Transportation Techniques for Geometric Data Processing

Speaker: 
Justin Solomon - Stanford University
Date: 
Sep 17 2014 - 3:00pm
Event type: 
IDeAS
Room: 
110 Fine Hall
Abstract: 

Many methods dealing with data on geometric domains suffer from noise, nonconvexity, and other challenges because they are forced to make choices among nearly-indistinguishable possibilities.  For instance, edge-preserving image filters must assign pixels near the boundary of an object to either its interior or its exterior, inheriting different colors, textures, and other properties depending on the particular outcome.  In geometry processing, algorithms for registering scans of three-dimensional objects must break discrete (e.g. left-right) and continuous (e.g. cylindrical or translational) symmetries to settle on a single correspondence.
In this talk, I will present techniques for explicitly acknowledging these and other ambiguities within graphics, imaging, and data processing pipelines.  Rather than making arbitrary tie-breaking decisions, these methods maintain distributions over potential outcomes.  This “soft” probabilistic framework is supported by the use of optimal transportation distances, which extend notions from classical geometry to the probabilistic domain.
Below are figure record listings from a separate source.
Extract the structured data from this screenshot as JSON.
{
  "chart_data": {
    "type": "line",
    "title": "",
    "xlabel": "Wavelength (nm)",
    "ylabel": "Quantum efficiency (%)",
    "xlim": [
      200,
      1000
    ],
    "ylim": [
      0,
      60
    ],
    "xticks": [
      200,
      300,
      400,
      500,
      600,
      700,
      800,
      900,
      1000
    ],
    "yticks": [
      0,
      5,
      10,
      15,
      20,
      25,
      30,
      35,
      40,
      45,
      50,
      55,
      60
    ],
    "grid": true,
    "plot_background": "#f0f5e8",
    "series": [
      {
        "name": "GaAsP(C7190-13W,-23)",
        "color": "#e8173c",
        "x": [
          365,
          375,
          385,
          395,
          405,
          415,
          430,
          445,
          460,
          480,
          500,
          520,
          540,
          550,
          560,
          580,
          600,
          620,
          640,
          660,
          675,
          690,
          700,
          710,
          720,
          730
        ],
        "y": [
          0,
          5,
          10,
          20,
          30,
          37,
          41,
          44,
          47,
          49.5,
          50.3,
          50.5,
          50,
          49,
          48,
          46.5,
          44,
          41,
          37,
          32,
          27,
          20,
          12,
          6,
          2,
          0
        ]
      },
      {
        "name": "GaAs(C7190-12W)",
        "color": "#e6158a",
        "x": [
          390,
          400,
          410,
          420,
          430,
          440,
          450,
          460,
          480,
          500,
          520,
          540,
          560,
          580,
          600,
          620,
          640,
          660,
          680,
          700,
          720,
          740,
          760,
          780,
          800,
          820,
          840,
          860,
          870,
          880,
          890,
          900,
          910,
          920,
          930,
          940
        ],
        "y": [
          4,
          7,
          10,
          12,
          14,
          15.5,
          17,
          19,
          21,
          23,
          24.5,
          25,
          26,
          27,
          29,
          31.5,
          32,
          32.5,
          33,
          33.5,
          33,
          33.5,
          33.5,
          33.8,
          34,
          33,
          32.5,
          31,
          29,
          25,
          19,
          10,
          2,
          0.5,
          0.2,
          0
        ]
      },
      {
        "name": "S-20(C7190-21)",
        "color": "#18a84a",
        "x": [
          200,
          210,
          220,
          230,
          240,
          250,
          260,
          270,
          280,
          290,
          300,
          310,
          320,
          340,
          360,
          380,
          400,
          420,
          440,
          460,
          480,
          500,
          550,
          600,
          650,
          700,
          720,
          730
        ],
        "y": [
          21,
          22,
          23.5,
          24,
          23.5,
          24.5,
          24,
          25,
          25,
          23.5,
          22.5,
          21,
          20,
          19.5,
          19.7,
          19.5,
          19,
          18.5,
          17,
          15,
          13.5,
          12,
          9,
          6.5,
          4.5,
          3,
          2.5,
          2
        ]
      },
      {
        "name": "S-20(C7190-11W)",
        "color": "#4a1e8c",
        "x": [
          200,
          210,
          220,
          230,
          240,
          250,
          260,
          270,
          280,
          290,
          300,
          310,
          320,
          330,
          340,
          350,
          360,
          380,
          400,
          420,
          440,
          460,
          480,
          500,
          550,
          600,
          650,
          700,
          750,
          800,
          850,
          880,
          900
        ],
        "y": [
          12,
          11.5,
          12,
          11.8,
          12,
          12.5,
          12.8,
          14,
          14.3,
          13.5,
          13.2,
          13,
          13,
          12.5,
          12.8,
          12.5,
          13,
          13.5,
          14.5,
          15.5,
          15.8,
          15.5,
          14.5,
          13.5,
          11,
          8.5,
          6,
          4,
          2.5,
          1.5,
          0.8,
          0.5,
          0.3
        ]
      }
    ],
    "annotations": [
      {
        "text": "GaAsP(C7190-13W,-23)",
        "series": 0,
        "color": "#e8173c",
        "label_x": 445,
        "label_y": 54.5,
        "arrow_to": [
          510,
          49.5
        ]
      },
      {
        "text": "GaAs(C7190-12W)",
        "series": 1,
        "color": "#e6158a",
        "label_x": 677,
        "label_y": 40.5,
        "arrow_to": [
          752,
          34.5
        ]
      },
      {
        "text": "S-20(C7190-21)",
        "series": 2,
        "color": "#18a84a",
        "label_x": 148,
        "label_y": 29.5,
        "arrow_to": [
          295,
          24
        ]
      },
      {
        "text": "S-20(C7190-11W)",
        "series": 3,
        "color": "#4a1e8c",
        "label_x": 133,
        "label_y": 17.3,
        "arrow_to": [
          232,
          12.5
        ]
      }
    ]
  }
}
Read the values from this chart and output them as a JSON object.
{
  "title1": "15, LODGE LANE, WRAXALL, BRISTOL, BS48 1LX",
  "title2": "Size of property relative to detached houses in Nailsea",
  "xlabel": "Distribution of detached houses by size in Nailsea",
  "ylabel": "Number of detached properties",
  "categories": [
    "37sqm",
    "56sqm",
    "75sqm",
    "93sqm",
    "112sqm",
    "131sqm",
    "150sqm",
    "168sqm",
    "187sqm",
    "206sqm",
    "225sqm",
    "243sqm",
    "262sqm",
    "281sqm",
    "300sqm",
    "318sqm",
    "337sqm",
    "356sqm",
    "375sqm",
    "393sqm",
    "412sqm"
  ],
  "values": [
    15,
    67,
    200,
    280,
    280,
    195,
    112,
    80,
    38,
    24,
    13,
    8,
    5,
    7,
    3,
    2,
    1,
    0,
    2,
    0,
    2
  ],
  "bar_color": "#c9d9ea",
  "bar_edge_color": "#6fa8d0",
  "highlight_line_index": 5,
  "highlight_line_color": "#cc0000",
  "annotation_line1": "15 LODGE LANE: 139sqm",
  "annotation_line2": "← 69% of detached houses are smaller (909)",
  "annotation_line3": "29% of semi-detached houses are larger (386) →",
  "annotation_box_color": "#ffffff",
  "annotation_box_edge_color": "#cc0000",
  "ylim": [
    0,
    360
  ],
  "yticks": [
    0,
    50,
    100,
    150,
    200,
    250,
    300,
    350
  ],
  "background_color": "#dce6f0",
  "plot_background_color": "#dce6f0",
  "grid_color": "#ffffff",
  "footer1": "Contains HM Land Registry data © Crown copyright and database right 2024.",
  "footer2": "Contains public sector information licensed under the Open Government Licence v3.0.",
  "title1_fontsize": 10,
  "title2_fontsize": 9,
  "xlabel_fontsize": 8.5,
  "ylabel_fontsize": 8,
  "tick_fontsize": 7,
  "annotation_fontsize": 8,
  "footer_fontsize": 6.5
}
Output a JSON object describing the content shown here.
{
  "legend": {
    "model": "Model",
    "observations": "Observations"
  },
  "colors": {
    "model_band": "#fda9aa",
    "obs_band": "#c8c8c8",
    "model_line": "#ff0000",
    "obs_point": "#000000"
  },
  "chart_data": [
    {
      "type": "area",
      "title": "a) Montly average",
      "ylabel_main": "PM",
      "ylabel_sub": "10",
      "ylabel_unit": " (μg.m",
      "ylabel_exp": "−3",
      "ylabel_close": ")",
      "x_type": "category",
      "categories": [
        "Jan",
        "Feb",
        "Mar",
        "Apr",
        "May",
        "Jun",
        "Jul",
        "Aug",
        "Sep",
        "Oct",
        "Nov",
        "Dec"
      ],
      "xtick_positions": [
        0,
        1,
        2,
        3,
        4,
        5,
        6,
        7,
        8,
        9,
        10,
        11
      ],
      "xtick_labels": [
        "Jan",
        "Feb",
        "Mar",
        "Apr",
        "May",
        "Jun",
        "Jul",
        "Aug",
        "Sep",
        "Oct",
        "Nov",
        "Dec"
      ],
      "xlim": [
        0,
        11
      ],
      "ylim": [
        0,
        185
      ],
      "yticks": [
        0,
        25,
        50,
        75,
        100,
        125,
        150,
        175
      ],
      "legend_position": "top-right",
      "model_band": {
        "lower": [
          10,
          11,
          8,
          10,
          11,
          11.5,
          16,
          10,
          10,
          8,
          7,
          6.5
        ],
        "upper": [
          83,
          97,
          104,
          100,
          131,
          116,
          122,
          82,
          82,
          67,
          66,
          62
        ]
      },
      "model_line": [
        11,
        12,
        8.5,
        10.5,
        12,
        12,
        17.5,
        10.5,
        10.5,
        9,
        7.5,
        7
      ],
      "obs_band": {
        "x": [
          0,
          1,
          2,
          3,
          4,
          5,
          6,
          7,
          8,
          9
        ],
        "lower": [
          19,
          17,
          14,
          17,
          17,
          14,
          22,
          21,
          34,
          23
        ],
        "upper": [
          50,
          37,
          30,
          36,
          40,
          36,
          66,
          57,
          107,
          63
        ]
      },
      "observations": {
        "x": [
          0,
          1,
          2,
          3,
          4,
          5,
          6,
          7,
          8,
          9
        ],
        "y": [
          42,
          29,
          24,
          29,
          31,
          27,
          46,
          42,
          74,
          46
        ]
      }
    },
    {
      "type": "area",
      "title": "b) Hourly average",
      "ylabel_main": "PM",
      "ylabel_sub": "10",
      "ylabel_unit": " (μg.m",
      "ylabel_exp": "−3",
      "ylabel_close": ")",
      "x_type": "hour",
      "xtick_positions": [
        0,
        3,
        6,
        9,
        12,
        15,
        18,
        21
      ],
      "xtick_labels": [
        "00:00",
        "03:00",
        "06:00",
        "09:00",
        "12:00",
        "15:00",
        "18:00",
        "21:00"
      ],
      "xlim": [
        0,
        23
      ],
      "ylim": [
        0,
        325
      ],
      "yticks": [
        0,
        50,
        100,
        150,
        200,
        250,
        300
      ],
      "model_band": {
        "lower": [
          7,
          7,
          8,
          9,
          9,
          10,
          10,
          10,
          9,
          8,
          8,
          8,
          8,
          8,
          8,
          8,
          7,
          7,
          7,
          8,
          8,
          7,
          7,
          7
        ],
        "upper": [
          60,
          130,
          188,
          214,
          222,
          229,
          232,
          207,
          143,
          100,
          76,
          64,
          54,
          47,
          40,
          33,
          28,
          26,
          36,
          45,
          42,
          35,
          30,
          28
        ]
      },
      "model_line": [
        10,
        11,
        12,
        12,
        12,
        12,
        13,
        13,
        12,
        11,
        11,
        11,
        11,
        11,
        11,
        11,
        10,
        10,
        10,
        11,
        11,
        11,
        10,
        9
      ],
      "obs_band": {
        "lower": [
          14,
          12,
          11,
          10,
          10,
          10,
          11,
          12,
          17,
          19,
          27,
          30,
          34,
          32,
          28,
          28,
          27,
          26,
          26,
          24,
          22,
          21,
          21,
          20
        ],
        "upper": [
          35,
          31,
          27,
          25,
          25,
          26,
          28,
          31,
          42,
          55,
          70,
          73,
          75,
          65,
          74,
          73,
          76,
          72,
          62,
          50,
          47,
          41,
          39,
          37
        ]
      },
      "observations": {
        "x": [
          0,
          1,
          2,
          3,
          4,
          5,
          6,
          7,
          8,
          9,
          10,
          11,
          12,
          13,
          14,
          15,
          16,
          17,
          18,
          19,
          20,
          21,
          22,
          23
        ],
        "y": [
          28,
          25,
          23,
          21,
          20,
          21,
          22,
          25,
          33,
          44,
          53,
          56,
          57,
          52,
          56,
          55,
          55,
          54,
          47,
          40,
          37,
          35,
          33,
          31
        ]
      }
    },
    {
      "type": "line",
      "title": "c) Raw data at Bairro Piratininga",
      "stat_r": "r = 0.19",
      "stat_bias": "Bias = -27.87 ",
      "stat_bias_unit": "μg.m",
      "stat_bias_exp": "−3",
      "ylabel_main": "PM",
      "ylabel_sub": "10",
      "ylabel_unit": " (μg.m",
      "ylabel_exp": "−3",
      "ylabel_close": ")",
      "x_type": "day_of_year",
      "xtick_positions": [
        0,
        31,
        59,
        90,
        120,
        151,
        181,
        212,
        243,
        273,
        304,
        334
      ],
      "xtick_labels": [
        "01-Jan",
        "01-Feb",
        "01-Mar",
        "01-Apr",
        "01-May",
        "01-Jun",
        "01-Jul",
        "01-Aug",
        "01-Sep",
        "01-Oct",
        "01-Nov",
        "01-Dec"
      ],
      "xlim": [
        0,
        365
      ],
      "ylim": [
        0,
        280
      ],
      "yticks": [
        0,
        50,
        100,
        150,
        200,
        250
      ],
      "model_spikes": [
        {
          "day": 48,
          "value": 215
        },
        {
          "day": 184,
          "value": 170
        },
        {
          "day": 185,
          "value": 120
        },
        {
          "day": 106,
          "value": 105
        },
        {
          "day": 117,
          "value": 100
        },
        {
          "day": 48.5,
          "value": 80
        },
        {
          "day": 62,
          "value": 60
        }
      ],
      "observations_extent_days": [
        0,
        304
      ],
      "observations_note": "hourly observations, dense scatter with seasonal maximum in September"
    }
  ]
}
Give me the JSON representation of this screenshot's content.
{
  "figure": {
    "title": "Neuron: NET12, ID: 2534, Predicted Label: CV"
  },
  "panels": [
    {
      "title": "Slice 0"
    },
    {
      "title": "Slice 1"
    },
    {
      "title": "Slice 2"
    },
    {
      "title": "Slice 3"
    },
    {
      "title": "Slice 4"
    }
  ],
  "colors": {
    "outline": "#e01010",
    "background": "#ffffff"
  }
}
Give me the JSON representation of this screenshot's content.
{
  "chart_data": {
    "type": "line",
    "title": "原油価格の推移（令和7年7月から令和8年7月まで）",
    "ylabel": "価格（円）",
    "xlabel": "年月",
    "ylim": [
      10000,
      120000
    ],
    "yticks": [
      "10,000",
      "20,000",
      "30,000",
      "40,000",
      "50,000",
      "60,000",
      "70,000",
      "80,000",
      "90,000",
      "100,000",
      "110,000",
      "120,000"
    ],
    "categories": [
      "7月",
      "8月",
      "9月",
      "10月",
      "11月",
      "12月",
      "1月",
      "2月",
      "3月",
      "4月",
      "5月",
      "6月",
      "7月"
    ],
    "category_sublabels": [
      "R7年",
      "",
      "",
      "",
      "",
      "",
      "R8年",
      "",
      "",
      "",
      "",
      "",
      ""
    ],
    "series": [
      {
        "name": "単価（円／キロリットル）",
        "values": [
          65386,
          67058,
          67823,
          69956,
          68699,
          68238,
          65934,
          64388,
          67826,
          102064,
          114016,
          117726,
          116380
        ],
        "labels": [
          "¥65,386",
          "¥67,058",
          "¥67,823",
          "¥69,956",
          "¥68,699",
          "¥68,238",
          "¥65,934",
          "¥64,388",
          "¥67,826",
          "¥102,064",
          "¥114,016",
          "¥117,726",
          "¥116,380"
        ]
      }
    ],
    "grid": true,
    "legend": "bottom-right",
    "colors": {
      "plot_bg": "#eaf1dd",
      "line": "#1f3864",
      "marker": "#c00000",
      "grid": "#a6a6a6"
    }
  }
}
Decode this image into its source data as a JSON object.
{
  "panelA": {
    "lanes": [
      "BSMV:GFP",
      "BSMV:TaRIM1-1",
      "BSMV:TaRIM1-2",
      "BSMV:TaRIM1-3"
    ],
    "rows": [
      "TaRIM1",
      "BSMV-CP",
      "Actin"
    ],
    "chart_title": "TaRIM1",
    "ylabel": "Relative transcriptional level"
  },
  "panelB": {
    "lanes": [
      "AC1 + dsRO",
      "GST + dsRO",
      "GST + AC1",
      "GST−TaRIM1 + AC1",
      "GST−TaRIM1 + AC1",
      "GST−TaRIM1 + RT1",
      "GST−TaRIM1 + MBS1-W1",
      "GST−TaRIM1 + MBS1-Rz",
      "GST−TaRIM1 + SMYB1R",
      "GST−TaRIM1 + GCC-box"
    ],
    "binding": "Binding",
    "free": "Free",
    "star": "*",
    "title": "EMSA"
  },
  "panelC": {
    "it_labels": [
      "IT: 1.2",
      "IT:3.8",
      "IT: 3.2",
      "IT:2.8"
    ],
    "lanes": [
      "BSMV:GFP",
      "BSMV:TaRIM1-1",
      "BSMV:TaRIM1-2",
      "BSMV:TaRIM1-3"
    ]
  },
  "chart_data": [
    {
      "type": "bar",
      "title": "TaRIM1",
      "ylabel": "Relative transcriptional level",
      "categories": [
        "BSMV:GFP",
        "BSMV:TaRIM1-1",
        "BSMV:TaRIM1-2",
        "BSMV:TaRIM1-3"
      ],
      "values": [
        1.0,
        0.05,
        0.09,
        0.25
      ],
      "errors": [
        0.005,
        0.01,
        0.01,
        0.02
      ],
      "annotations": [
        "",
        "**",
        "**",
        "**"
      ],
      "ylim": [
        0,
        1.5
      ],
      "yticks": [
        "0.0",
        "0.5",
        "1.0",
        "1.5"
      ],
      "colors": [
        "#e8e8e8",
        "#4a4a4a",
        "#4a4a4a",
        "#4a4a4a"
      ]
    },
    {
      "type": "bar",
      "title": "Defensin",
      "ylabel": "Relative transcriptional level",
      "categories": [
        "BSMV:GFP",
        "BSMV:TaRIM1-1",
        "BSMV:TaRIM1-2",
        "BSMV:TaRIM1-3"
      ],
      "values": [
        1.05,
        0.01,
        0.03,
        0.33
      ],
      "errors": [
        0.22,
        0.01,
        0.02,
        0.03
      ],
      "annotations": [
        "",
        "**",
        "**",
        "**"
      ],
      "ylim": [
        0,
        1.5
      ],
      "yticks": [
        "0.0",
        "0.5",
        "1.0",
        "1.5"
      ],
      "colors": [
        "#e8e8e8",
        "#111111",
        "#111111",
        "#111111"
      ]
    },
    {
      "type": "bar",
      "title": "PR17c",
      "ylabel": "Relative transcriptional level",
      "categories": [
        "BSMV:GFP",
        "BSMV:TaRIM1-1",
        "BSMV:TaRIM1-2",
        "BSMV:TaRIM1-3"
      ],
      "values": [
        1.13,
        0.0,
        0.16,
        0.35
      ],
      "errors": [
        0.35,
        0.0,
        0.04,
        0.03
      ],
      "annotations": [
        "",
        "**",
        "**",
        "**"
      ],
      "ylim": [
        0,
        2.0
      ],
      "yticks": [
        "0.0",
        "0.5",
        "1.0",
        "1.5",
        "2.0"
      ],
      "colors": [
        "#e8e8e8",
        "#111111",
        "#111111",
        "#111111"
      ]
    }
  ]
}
In addition to introducing the relevant theory, I will show how it can be used to derive practical algorithms for photo processing, network analysis, and surface mapping.
Selected relevant papers:
• Solomon, Justin, Raif Rustamov, Leonidas Guibas, and Adrian Butscher.  “Earth Mover’s Distances on Discrete Surfaces.”  SIGGRAPH 2014, Vancouver.
• Solomon, Justin, Raif Rustamov, Leonidas Guibas, and Adrian Butscher. “Wasserstein Propagation for Semi-Supervised Learning.” ICML 2014, Beijing.
• Solomon, Justin, Leonidas Guibas, and Adrian Butscher. “Dirichlet Energy for Analysis and Synthesis of Soft Maps.” SGP 2013, Genoa.
Bio:  Justin Solomon is a PhD candidate in the Geometric Computing Group at Stanford University (PI: Leonidas Guibas).  He studies problems in graphics, learning, and imaging combining techniques from mathematical theory and computer science.  His work has led to practical applications in geometry processing, computational photography, and medical imaging and is supported by the Hertz Foundation Fellowship, the NSF Graduate Research Fellowship, and the NDSEG Fellowship.
Justin holds bachelors degrees in mathematics and computer science and a masters degree in computer science from Stanford.  He is a dedicated instructor and has served as the lecturer for courses in graphics, differential geometry, and numerical methods.  His forthcoming textbook entitled Numerical Algorithms focuses on applications of numerical methods to graphics, learning, and vision.  Before beginning his graduate studies, Justin was a member of Pixar's Tools Research group.  Outside the lab, he is a pianist, cellist, and amateur musicologist with award-winning research on early recordings of the Elgar Cello Concerto.